A cash account is exactly what it sounds like. A place to keep track of any cash that you use for everyday spending. For many people, tracking these everyday spending accounts is their primary use of Quicken. Investing and retirement accounts are those accounts that you use for your long-term investments. These include brokerage accounts, 401(k) or 403(b) accounts, individual retirement accounts or Keogh plan accounts, 529 education savings accounts, and even single mutual fund accounts. Now brokerage accounts include most investment account types.
Brokerage accounts can hold one or more securities such as stocks, bonds, or mutual funds, with or without an associated cash management or money market fund. If you hold your investments at a large brokerage firm like Charles Schwab, Vanguard, or Fidelity, you'd want to add a brokerage account. Brokerage accounts also include accounts such as employee stock plans, employee stock option grants, or employee stock purchase plans. In addition, you'd also add a brokerage account if you wanted to track a single mutual fund that you've invested in, variable or fixed annuities, real estate investment trusts, or unit trusts.
Just to add the appropriate number of shares and price and periodically update the security prices. 401(k) or 403(b) accounts are employer sponsored retirement plans. Contributions to these accounts are tax deferred, and employer may make matching contributions. Quicken can track your holdings whether or not your statement shows transaction level detail. IRA or Keogh plan accounts are individual retirement accounts and IRA type accounts including traditional IRAs, Roth IRAs, SEP or Self Employed Person IRAs, simple IRAs, education IRAs, Cloverdell ESAs or Keogh plans.
529 plans are education savings accounts. When you add a 529 plan to Quicken, Quicken automatically marks the account as tax deferred. Property and asset accounts are used to track the value of property you own such as houses, vehicles, or valuable assets such as art, collectibles, or capital equipment. Quicken will help you track your appreciation and depreciation of the property or asset. These property and asset accounts are used by Quicken to help you accurately track your net worth. Quicken allows you to connect these property and asset accounts to an associated loan or debt account.
Loan and debt accounts are those accounts for the money that you owe. Quicken categorizes these accounts into loan accounts, home equity line of credit accounts and other liabilities. Lets take a minute to talk about each of these types of loan and debt accounts. A loan account is account such as a loan you take out to purchase a house, a vehicle, or any other type of loan you may take out from a bank. When you setup a loan, Quicken creates a loan account that shows the balance owed on the account and keeps that up to date by connecting to the loan account online.

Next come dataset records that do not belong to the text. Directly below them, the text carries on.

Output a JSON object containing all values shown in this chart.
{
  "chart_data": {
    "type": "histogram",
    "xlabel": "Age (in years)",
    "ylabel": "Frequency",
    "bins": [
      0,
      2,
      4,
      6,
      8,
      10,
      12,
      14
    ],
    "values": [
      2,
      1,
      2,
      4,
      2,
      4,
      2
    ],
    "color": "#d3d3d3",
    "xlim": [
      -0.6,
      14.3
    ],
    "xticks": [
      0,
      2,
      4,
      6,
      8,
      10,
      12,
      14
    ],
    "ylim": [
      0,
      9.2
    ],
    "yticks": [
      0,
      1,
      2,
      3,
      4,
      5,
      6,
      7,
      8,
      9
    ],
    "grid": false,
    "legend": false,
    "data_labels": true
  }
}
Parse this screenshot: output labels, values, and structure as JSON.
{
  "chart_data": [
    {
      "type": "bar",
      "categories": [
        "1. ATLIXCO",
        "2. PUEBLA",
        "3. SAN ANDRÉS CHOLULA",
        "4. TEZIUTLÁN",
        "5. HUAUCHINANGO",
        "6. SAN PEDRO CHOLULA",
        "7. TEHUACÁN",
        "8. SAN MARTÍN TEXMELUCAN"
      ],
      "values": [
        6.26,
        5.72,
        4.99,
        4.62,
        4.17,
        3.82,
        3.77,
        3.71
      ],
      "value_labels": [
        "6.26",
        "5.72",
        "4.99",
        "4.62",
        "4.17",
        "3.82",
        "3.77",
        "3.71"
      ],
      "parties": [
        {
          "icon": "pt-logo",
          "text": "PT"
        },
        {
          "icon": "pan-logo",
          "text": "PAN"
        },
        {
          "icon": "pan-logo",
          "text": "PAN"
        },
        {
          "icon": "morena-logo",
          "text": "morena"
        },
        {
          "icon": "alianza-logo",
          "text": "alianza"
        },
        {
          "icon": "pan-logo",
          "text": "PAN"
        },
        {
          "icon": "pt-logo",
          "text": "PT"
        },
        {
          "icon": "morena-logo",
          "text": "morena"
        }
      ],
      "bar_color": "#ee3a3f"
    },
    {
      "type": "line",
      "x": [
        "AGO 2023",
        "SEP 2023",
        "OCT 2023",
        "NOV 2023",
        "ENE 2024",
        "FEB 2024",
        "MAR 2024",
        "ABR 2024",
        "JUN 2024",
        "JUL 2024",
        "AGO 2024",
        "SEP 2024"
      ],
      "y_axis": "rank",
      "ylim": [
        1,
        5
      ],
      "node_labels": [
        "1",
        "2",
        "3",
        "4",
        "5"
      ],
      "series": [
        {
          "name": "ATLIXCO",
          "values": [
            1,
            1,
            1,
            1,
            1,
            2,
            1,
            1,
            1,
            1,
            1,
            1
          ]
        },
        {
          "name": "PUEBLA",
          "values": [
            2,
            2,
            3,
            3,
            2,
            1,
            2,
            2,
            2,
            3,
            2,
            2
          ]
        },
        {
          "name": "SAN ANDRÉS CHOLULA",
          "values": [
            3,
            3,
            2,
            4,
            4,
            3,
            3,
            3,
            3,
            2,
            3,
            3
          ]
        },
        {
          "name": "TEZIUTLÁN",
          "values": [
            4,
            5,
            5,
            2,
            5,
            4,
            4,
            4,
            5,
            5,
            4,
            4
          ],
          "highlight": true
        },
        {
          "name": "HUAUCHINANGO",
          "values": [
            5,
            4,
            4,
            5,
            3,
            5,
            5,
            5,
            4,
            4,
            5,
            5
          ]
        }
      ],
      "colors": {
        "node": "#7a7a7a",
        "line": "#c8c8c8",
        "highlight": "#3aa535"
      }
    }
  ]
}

A Home Equity Line of Credit or HELOC account can be linked to your house account to better affect your net equity. It helps you track a changing balance of withdrawals and payments. Another type of liability account are those informal liabilities you may have, such as money you've borrowed from friends or family that doesn't have an interest rate or term associated with it. An important thing to keep in mind, is that the more accounts you add to Quicken, the more closely Quicken reflects your true financial situation. This can assist you in short and long term financial planning.